Travels to other areas within California, and the U.S. to provide mediation, training, and interventions for non-profit organizations.

Provides training in third-world countries on conflict resolution, leadership development, and grief counseling.

To whom is New Path Center responsible?

New Path Center’s Board of Directors is made up of professionals from the Kingsburg community. The list of Directors is available upon request.

How does New Path Center measure its progress and success?

76 Cases in 2009: (63 new / 13 continued)

How is New Path Center funded?

Accomplishments and Initiatives:

Kingsburg Police Department Referral Program
Kingsburg School Referral Program
Discipline That Restores Training Program
Mediation for CalGRIP youth at risk
Anger Management Classes
Kingsburg Care & Service Network
Donation-based services
Professional Mediator Certification

Special Designated Funds:

Scott W. Redfern Memorial Fund: $8,750 (ongoing)
Kiln for Koln Scott W. Redfern 30th Birthday Memorial Project: $2,016 (completed)

Goals and challenges for 2010:

Fund future training overseas
Increase the General Fund
Develop software for Kingsburg Care & Service Network
Design and implement a 10-year leadership succession plan
Promote New Path Center’s uniqueness in Marital Mediation, Alternative Dispute Resolution, and Anger Management

The Most Important Redemptive Number

Since the year 2000, Bonnie and I have helped thousands of people deal with or prepare for unresolved conflict or unreconciled loss. I am grateful for the effective ministry of NPC. Even so, after numbering of all the different people with whom we have walked, I am convinced the most important number is the number one, i.e one person. First, here are all the number "ones" since 2000:

Grief/Pastoral Counseling or Coaching: Over 70 people helped.

Community Mediations or Facilitations: Over 80 people served.

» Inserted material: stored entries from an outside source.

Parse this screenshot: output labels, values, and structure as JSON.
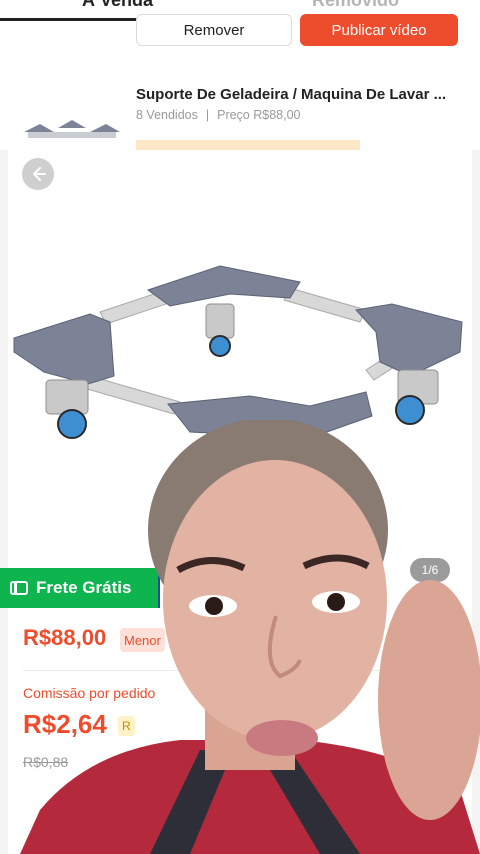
{
  "tabs": {
    "active": "À Venda",
    "inactive": "Removido"
  },
  "actions": {
    "remove": "Remover",
    "publish": "Publicar vídeo"
  },
  "product_row": {
    "title": "Suporte De Geladeira / Maquina De Lavar ...",
    "sold": "8 Vendidos",
    "price_label": "Preço R$88,00"
  },
  "card": {
    "image_counter": "1/6",
    "shipping_badge": "Frete Grátis",
    "price": "R$88,00",
    "price_tag": "Menor",
    "commission_label": "Comissão por pedido",
    "commission_value": "R$2,64",
    "commission_badge": "R",
    "old_price": "R$0,88"
  },
  "colors": {
    "brand": "#ee4d2d",
    "shipping": "#0eb44e"
  },
  "icons": {
    "back": "arrow-left-icon",
    "shipping": "truck-icon"
  }
}
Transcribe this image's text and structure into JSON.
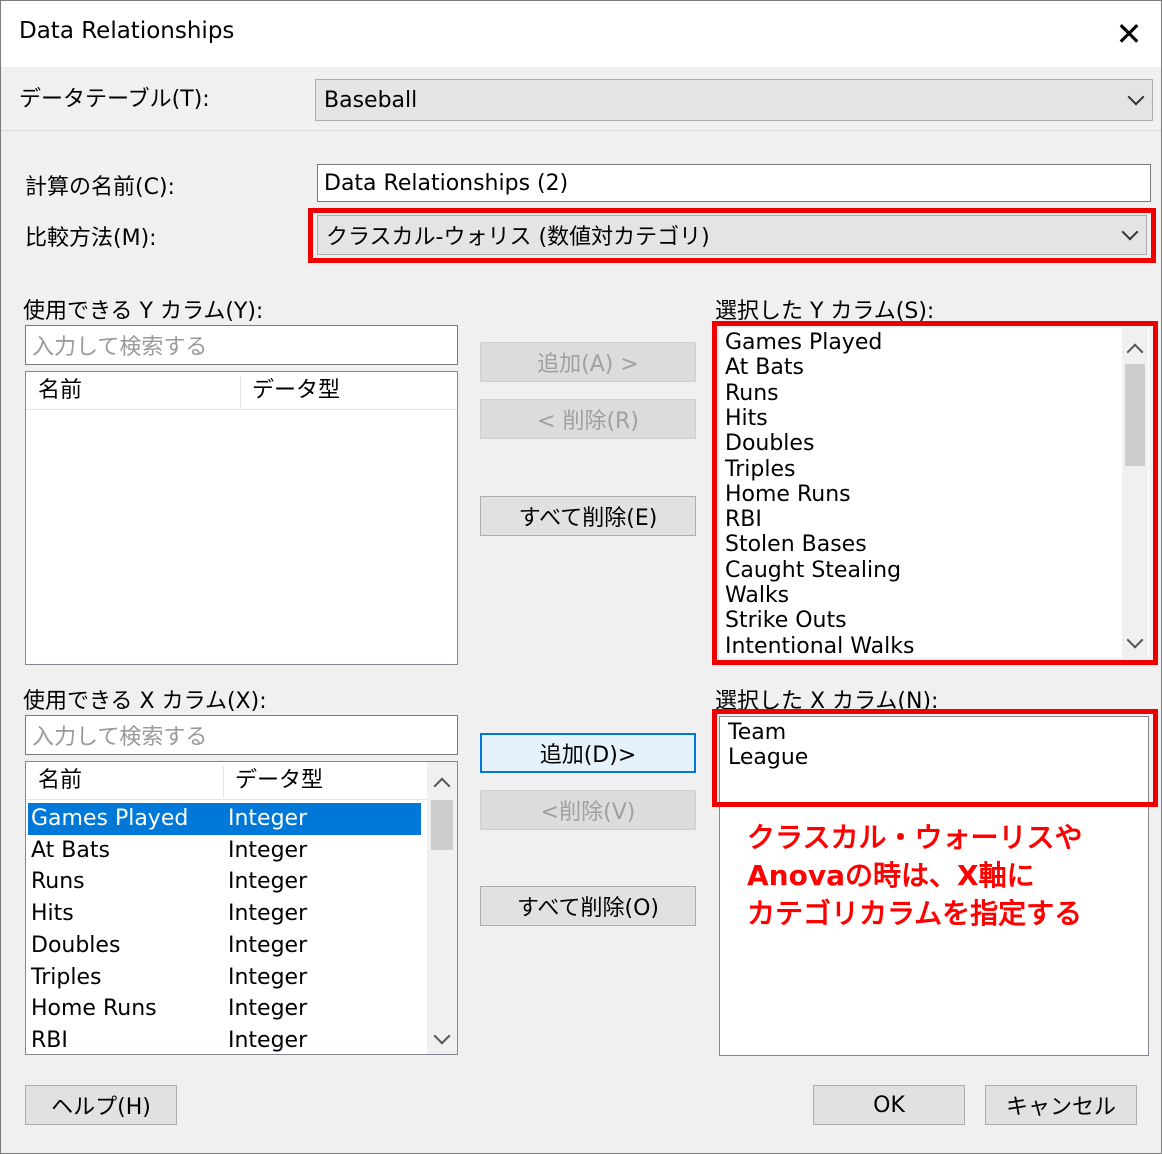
{
  "window": {
    "title": "Data Relationships"
  },
  "data_table": {
    "label": "データテーブル(T):",
    "value": "Baseball"
  },
  "calc_name": {
    "label": "計算の名前(C):",
    "value": "Data Relationships (2)"
  },
  "compare_method": {
    "label": "比較方法(M):",
    "value": "クラスカル-ウォリス (数値対カテゴリ)"
  },
  "available_y": {
    "label": "使用できる Y カラム(Y):",
    "search_placeholder": "入力して検索する",
    "columns": [
      "名前",
      "データ型"
    ],
    "rows": []
  },
  "available_x": {
    "label": "使用できる X カラム(X):",
    "search_placeholder": "入力して検索する",
    "columns": [
      "名前",
      "データ型"
    ],
    "rows": [
      {
        "name": "Games Played",
        "type": "Integer",
        "selected": true
      },
      {
        "name": "At Bats",
        "type": "Integer"
      },
      {
        "name": "Runs",
        "type": "Integer"
      },
      {
        "name": "Hits",
        "type": "Integer"
      },
      {
        "name": "Doubles",
        "type": "Integer"
      },
      {
        "name": "Triples",
        "type": "Integer"
      },
      {
        "name": "Home Runs",
        "type": "Integer"
      },
      {
        "name": "RBI",
        "type": "Integer"
      }
    ]
  },
  "y_buttons": {
    "add": "追加(A) >",
    "remove": "< 削除(R)",
    "remove_all": "すべて削除(E)"
  },
  "x_buttons": {
    "add": "追加(D)>",
    "remove": "<削除(V)",
    "remove_all": "すべて削除(O)"
  },
  "selected_y": {
    "label": "選択した Y カラム(S):",
    "items": [
      "Games Played",
      "At Bats",
      "Runs",
      "Hits",
      "Doubles",
      "Triples",
      "Home Runs",
      "RBI",
      "Stolen Bases",
      "Caught Stealing",
      "Walks",
      "Strike Outs",
      "Intentional Walks"
    ]
  },
  "selected_x": {
    "label": "選択した X カラム(N):",
    "items": [
      "Team",
      "League"
    ]
  },
  "annotation": {
    "lines": [
      "クラスカル・ウォーリスや",
      "Anovaの時は、X軸に",
      "カテゴリカラムを指定する"
    ],
    "color": "#ff0000"
  },
  "footer": {
    "help": "ヘルプ(H)",
    "ok": "OK",
    "cancel": "キャンセル"
  },
  "colors": {
    "highlight": "#ee0000",
    "selection": "#0078d7",
    "dialog_bg": "#f0f0f0"
  }
}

Family, Marriage, Workplace, or Business Mediations: Over 95 people served.

Church Mediations or Facilitations: Over 200 people served directly and over 2700 served indirectly working with 18 different churches in the states of Washington, Ohio, Pennsylvania, and throughout Northern California.

Trainings, Conferences, Workshops, and Retreats in conflict resolution or grief caregiving: Certainly hundreds if not thousands of people equipped to be better prepared to constructively deal with conflict, grief and brokenness.

Overseas teaching/missions trips: Twice to Democratic Republic of Congo and five trips to the Philippines teaching at churches, Bible schools, and seminaries.

Coordinated ministry efforts: 17 other ministries or agencies.

Church-based VORP mediation centers: Gratefully, 8 working for Restorative Justice.

The Redemptive City Project: Many small steps and little doses.

But back to the number one. Eric (not his real name), several months ago at a stalled mediation meeting with his family, left the meeting very angry and filled with hate. That one day he told his mother, "I hate you!" And he told me, "I will not come back here!" That was one very sad day. But another day came. This one day was different when he came to visit in my office. His heart was softer and he was more teachable. Eric was at a point of redemptive change. What a day! Eric is a very important one as all of the "ones" are with whom we have had the redemptive opportunity to serve.

Remember the 99 and the one! Remember God's mercies are new every day! Remember the redeemed Erics! What an awesome ministry to be able to take back what belongs to God. That is what the ministry of reconciliation is all about. And God gave this ministry to the church!

Let's go rob the house of darkness for just one more, and then another one. Agree?